David Cameron has announced a billion pounds extra investment will be ploughed into mental health services across the country, claiming more than a million additional people with will receive treatment each year in England by 2021.
However, the Government’s announcement is being approached by some with a degree of apprehension.
The Royal College of Psychiatric president Prof Simon Wessely has warned it will take “sustained work” to end the “decades of inequality”.
Professor Sheila Hollins, of the British Medical Association, pointed out such promises had been made previously.
Prof Hollins added: "Those suffering from mental illness need to see these pledges fulfilled."
Here we take a look back at some of the criticisms of the government’s approach to mental health provisions over the past five years:
1. Budgets for mental health trusts in England fell by 'more than 8 per cent' in real terms
Research by the BBC and the online journal Community Care found, in March 2015, that the reduction was worth almost £600 million.
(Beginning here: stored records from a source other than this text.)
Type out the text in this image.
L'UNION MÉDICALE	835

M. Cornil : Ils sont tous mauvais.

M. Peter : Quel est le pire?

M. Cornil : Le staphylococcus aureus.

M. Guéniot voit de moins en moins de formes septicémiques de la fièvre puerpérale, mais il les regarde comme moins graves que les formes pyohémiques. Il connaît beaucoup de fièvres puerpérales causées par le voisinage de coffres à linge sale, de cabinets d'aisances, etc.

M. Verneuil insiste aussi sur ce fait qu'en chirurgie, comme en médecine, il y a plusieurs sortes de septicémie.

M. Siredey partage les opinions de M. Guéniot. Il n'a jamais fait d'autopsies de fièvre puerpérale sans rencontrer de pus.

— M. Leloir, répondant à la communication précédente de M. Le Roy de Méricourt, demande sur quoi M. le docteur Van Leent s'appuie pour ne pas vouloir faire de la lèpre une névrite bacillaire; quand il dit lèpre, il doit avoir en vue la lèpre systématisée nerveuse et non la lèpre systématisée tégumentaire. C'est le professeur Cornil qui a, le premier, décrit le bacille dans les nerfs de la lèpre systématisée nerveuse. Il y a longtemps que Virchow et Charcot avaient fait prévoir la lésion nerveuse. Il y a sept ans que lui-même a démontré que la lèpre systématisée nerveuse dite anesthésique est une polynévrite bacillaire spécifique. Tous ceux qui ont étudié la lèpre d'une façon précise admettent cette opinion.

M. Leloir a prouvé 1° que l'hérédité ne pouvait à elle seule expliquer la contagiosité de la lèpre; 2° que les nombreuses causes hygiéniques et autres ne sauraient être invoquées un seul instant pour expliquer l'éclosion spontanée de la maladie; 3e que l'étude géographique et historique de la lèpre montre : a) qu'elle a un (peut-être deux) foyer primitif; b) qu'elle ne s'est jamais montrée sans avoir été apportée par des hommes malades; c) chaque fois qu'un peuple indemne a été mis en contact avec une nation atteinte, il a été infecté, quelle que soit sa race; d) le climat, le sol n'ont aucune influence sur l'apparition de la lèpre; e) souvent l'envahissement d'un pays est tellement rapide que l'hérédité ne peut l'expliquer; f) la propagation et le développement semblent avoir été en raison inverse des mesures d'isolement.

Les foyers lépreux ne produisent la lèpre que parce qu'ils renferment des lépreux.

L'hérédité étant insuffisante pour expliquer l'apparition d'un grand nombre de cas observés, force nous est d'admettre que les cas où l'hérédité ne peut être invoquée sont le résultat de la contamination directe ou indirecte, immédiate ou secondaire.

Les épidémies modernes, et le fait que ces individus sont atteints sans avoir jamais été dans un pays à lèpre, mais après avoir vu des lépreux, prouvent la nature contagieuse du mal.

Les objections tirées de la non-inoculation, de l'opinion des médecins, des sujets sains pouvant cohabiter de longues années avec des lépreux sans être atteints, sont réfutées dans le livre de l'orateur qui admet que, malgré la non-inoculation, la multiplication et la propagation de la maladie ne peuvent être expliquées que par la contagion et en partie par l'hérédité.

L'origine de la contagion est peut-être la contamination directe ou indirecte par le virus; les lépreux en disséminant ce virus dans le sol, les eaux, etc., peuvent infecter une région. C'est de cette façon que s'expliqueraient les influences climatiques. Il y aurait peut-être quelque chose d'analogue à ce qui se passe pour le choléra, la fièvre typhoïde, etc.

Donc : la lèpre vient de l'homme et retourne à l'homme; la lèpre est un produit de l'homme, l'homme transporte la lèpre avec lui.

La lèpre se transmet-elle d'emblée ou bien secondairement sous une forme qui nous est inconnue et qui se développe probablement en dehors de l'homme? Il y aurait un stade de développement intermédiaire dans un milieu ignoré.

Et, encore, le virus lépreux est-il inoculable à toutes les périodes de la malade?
Using freedom of information laws they compared the budgets of mental health trusts in England in 2010-11 with the year 2014-15. Taking changes to trust structures and contracts into account, the analysis suggested that trusts suffered a real terms cut of 8.25% - the equivalent of stripping £598m from their budgets.
Stephen Dalton, chief executive of the Mental Health Network, speaking at the time called the situation "a car crash."
2. Number of nurses working in mental health fell by 10% since 2010
It was revealed in January that the number of specialist mental health nurses had fallen by more than 10 per cent over the past five years. Speaking at the time the shadow mental health minister Luciana Berger said the “shocking figures” raised serious concerns about the future of mental health provision in the UK.
Figures from the NHS’s health and social care information centre, obtained through a parliamentary question, showed that the number of qualified nurses working in psychiatry dropped by 10.8% from 41,320 in 2010 to 36,870 in 2015.
3. ‘Inadequate’ mental health services have ‘made it harder for abused children to receive correct help’
According to the NSPCC spending cuts and higher threshold of therapy had made it harder for abused children to receive the correct help. A survey of 1,000 health and social care professionals by the children’s charity across the UK revealed that 90 per cent believe that services to help children recover from trauma after suffering abuse are inadequate.
Children are therefore forced to deal with the “corrosive consequences” of abuse alone, the charity added. "It shames our nation that children who have suffered abuse languish for months and even years without support," said NSPCC chief executive Peter Wanless.
Responding at the time a Department of Health spokesperson said that the government had set up a Child Protection Taskforce and pledged further investment to improve mental health services.
4. Only 14 per cent of patients said they had received appropriate care in moment of crisis
A report by the Kings Trust in 2015 claimed that the mental health sector was under a huge amount of pressure. Driven by the need to reduce costs, the report added that only 14 per cent of patients said they had received appropriate care in a crisis and that bed occupancy rates “routinely exceeded recommended levels”.
They added that their briefing highlighted the “widespread evidence of poor-quality care” in mental health services.
5. Merging of mental health services
The same report by the Kings Trust added that the drive in the need to reduce costs has resulted in trusts embarking on “large-scale transformation programmes aimed at shifting demand away from acute services towards recovery-based and self-management.”
It adds: “This has seen a move away from evidence-based services in favour of care pathways and models of care for which the evidence is often limited. There has also been little formal evaluation of the impact of these changes.”
One example cited in the briefing is the merger of specialist crisis resolution home treatment teams (CRHTs) and early access to psychosis services into generic community health teams. “Evidence suggests that these teams are often unable to provide the level of support required by patients, reducing quality of care and increasing pressure on inpatient beds,” the authors add.